Ankit Jain filed India’s first class action lawsuit alleging ₹2,500 crore was siphoned from Jindal Poly Films. Now he has sold his shares and withdrawn from the case entirely. The National Company Law Tribunal faces an unprecedented procedural question: can a substitute petitioner rescue a class action when the original lead plaintiff abandons ship?

The contradiction cuts deeper than case law. Jain’s exit application, filed in January 2026, reveals he disposed of his entire shareholding in Jindal Poly Films sometime after initiating the landmark suit in 2023. The timing raises questions about commitment to the very shareholders he claimed to represent. Class actions depend on the lead plaintiff maintaining skin in the game throughout proceedings.

The NCLT has admitted Jain’s withdrawal application but deferred the critical question of substitution. Under the Companies Act 2013, oppression and mismanagement cases require the petitioner to hold shares at filing and maintain that position. What happens when they don’t? The statute provides no clear answer for mid-case exits, particularly in representative actions affecting thousands of minority shareholders.
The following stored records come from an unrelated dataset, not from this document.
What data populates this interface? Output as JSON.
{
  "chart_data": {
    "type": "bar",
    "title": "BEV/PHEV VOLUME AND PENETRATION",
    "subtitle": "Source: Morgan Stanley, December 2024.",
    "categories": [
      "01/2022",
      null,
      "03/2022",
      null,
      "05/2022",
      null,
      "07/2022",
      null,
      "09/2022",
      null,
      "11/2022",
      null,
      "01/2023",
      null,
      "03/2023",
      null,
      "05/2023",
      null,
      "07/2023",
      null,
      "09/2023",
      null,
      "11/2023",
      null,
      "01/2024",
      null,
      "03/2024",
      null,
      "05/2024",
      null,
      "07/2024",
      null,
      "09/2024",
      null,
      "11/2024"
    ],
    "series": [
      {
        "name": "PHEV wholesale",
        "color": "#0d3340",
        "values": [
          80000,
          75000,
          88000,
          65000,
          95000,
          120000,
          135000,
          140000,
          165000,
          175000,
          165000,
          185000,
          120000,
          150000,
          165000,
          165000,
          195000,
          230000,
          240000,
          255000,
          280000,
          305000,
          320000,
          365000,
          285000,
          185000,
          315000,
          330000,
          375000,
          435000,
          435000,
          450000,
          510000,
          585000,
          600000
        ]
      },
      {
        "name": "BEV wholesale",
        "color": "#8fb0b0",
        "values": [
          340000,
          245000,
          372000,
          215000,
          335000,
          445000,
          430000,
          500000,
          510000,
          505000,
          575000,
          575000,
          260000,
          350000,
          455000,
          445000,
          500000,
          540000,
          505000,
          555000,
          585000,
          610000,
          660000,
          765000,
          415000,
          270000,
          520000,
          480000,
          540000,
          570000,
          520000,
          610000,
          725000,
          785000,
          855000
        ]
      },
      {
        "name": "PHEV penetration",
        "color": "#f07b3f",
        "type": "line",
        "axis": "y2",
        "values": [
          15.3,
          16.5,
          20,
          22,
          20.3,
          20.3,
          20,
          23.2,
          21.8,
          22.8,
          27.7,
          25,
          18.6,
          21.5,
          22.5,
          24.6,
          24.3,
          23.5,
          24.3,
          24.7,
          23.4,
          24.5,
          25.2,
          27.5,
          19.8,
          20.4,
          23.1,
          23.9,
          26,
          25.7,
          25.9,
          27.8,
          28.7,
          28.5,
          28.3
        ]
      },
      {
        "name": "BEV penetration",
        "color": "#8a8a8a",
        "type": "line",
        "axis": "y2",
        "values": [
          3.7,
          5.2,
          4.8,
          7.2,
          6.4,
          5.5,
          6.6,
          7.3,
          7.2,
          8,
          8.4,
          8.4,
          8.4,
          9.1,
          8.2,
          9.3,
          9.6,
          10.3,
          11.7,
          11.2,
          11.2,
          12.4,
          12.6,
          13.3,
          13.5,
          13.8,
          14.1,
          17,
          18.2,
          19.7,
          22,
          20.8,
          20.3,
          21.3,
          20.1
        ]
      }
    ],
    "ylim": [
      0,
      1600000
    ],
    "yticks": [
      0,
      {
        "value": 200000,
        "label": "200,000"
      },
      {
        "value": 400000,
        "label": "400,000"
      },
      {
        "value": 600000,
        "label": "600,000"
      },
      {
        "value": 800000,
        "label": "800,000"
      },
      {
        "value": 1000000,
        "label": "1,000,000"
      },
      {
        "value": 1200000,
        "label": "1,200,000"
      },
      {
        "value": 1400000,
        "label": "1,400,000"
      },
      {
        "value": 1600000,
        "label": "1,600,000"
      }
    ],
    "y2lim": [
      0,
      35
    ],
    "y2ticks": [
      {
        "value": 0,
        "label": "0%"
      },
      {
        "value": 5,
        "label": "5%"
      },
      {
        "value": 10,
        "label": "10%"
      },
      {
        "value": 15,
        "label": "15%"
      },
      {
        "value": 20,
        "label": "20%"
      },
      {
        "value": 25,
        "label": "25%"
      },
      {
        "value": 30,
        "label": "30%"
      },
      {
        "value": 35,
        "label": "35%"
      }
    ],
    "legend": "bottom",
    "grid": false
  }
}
Two other shareholders have applied to step in as substitute petitioners. Their applications remain pending while the tribunal grapples with procedural gaps in India’s class action framework. The absence of established substitution rules creates legal uncertainty for future representative litigation.

The underlying allegations remain serious. The original petition claimed promoters and management siphoned funds through related party transactions, inflated expenses, and questionable investments. These are textbook corporate governance failures that minority shareholders struggle to challenge individually. Class actions were designed to solve exactly this collective action problem.

Jain’s share sale during active litigation suggests either a loss of confidence in the case or an exit strategy that prioritizes personal liquidity over shareholder representation. Neither interpretation inspires confidence in the lead plaintiff model for corporate accountability in India.

The procedural mess exposes a fundamental flaw in India’s approach to derivative and class action suits. The Companies Act borrowed concepts from more mature jurisdictions without building adequate safeguards against plaintiff abandonment. Courts in Delaware and other established forums have developed extensive case law on lead plaintiff substitution, fiduciary duties, and case management. India’s framework lacks these protections.

The tribunal’s decision on substitution will set precedent for all future class actions in corporate disputes. If substitution is denied, the case collapses despite valid underlying claims. If approved without strict criteria, it opens the door to strategic manipulation of lead plaintiff positions.

My Boardroom Takeaway:

Directors should note this case exposes critical gaps in India’s minority shareholder protection framework. The lead plaintiff abandonment creates uncertainty about the enforceability of representative actions against management misconduct. Boards may wish to monitor how the NCLT resolves the substitution question, as it will affect the credibility of future class action threats.

The procedural confusion also suggests boards should take proactive steps to address shareholder concerns before they escalate to representative litigation. A strong investor relations framework and transparent related party transaction policies remain the best defense against class action risks, regardless of how the courts resolve these procedural questions.